Asked whether they felt guilty about taking vaccines away from Americans, most medical tourists said it wasn’t a concern. In addition to believing that Texas had more doses than it needed, many, like one 22-year-old student from Mexico City who flew to San Antonio before driving to a Lubbock CVS for his shot, told Texas Monthly that conservative Texans’ skepticism about the vaccine had influenced his family’s decision to cross the border. He said he’s seen that many Texans “don’t want the vaccines, so we don’t feel bad coming and making the appointment and getting it,” he said. “At the vaccination center everyone was extremely nice and polite to us. I told them I was Mexican and they still gave me the vaccine.” 

By the time many travelers reach the Westin Galleria in Houston, fears about getting the vaccine begin to dissipate. Medical tourists find themselves surrounded by the same faces that already inhabit their world of upscale restaurants, shopping malls, country clubs, and gated communities back home. On a recent Friday, the hotel’s warmly lit, marble-tiled lobby was full of Mexican travelers of all ages dressed in trendy attire, with luggage and shopping bags and tiny dogs in tow. The hotel had placed a full-time Spanish speaker at the front desk in February; a manager at the desk estimated that 50 percent or more of the hotel’s guests were Mexicans in town for the vaccine. “We see people for about five days at a time and then we see them again a few weeks later when they come back for the second vaccine,” she said. 

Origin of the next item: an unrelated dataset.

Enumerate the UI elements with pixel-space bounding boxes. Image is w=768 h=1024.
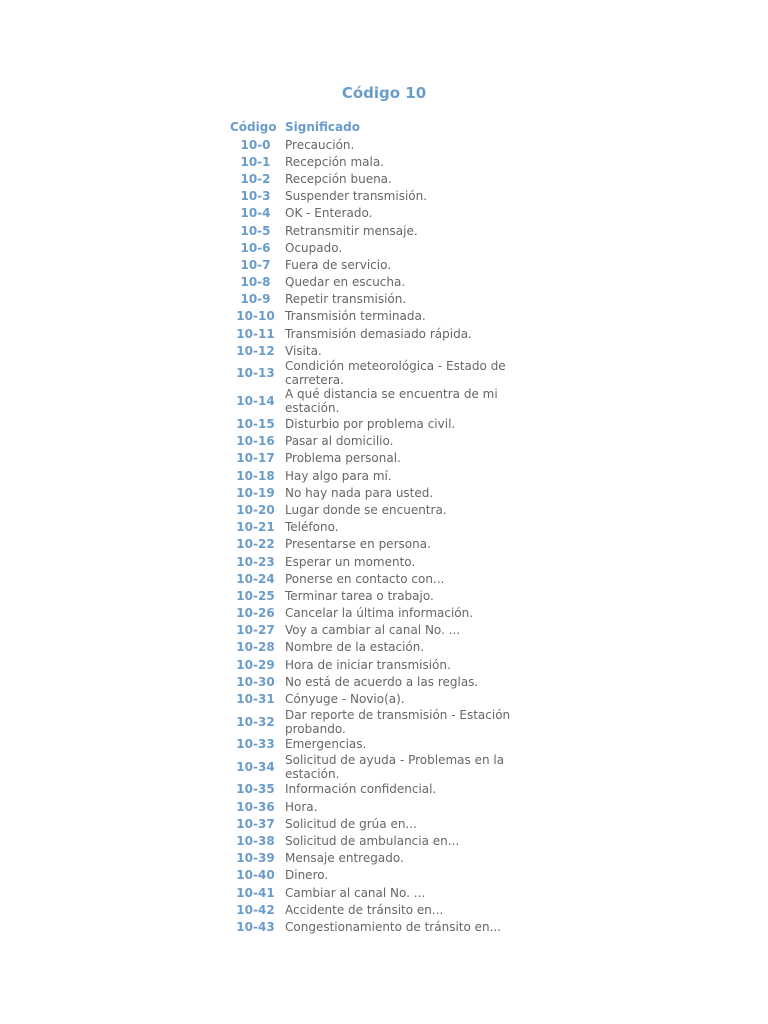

One floor up, the Galleria almost felt like an upscale shopping mall in Mexico City, 1,500 miles south. A small army of multigenerational tourists, typically speaking Spanish and dressed in understated designer clothing, milled around the Apple store, perused Armani Exchange, formed lines outside Louis Vuitton, and munched on hamburgers at Shake Shack. “It’s crazy to see this many Mexicans outside Mexico,” a father from Mexico City who was in town to get a shot remarked as he waited in line with his son outside the Ferragamo store. “It’s like the whole country is here for the vaccine.”